Baedecker sintió una extraña sensación. Luego supo que el grupo se reunía dos veces al día para recibir al barco: turistas que regresaban a tierra firme, isleños que recibían a sus huéspedes, gente de vacaciones aburrida por la falta de electricidad, todos esperaban para ver el barco. Pero aunque Baedecker pasó tres días en la isla, leyendo, durmiendo, explorando las sendas y esos bosques mágicos, más tarde sólo recordaría la imagen del muelle y la niebla y las figuras silenciosas. Era una escena del Hades, con las sombras de los muertos esperando pasivamente a los nuevos difuntos. A veces, especialmente cuando estaba cansado y tentado de evocar detalles del divorcio y el doloroso año anterior, soñaba que en ese muelle, entre la niebla, vislumbraba una forma gris en una bruma gris, esperando.

La lluvia cesó. Baedecker cerró los ojos y escuchó el rumor del río sobre los guijarros del cauce. En alguna parte del bosque ululó un búho, pero Baedecker creyó oír el graznido de las gaviotas llamando por encima del mar.

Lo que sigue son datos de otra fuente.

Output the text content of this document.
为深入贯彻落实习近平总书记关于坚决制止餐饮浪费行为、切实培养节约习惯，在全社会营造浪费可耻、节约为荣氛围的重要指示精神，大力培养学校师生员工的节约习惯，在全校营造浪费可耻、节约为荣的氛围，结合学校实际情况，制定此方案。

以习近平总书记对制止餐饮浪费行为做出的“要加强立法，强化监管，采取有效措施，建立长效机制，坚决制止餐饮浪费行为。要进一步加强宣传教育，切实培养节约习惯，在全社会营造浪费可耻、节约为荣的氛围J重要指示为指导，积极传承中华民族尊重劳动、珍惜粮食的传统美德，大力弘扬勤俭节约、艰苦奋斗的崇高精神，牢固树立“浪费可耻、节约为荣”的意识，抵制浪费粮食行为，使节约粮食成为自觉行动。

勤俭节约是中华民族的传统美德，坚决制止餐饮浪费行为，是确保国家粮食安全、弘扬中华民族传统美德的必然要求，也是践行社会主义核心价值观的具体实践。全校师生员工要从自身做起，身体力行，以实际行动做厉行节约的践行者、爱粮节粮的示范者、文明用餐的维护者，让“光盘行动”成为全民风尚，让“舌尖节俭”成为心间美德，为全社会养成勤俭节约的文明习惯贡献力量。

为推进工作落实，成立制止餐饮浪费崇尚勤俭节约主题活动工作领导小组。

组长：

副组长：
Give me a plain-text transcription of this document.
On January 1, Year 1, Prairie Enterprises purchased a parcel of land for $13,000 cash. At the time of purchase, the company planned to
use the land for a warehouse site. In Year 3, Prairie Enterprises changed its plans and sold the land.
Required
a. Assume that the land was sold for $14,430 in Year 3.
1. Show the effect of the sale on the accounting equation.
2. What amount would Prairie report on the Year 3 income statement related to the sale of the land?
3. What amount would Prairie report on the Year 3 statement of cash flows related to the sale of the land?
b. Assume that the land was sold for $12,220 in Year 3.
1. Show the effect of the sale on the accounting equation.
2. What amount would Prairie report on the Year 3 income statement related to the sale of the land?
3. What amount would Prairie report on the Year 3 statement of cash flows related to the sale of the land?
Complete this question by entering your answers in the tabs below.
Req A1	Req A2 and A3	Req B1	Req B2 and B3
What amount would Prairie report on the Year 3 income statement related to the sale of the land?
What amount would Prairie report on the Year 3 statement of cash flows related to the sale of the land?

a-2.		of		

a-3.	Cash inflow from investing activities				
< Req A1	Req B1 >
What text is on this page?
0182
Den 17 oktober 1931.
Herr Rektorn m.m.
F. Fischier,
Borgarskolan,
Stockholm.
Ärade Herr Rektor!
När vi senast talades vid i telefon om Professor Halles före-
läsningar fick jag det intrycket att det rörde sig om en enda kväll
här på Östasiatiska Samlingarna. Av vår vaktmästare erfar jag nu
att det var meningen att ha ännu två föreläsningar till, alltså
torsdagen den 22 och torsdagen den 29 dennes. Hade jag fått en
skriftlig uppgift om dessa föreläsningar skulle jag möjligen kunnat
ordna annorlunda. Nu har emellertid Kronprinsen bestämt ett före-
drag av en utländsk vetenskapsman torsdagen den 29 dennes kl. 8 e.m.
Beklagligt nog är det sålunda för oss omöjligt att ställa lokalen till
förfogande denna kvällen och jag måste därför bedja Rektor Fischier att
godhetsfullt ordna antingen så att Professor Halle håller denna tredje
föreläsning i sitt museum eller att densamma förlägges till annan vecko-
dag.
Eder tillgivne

Tommy estaba vomitando cuando Baedecker despertó. El chico había logrado asomar la cabeza y los hombros fuera de la tienda. Ahora pataleaba y arqueaba la espalda con cada serie de espasmos.

Baedecker se puso la camisa y los vaqueros y abrió la otra ala de la entrada. Eran casi las siete pero la luz del sol aún no llegaba al desfiladero, y el aire era frío y cortante. Tommy había terminado de vomitar y se apoyaba la cara en el brazo. Baedecker se arrodilló junto a él y le preguntó si podía ayudarlo, pero Deedee se acercaba para ayudarlo y frotaba la cara del chico con un pañuelo húmedo, murmurando frases tranquilizadoras.

Minutos después, Maggie se reunió con Gavin y Baedecker ante la fogata. Tenía la cara rosada, pues se había lavado en la helada corriente, y el pelo corto se veía recién cepillado. Llevaba pantalones cortos caqui y una camisa roja brillante.

– ¿Qué le ocurre a Tommy? -preguntó mientras aceptaba agua caliente y ponía café instantáneo en la taza.

– Mal de altura -sugirió Baedecker.

– No ha sido la altura -dijo Gavin-. Tal vez algo que esos hippies le dieron anoche. -Señaló el otro lado del prado, donde el suelo chamuscado y la hierba pisoteada eran el único indicio de que alguien había estado allí.

– ¿Cuándo se fueron? -preguntó Maggie.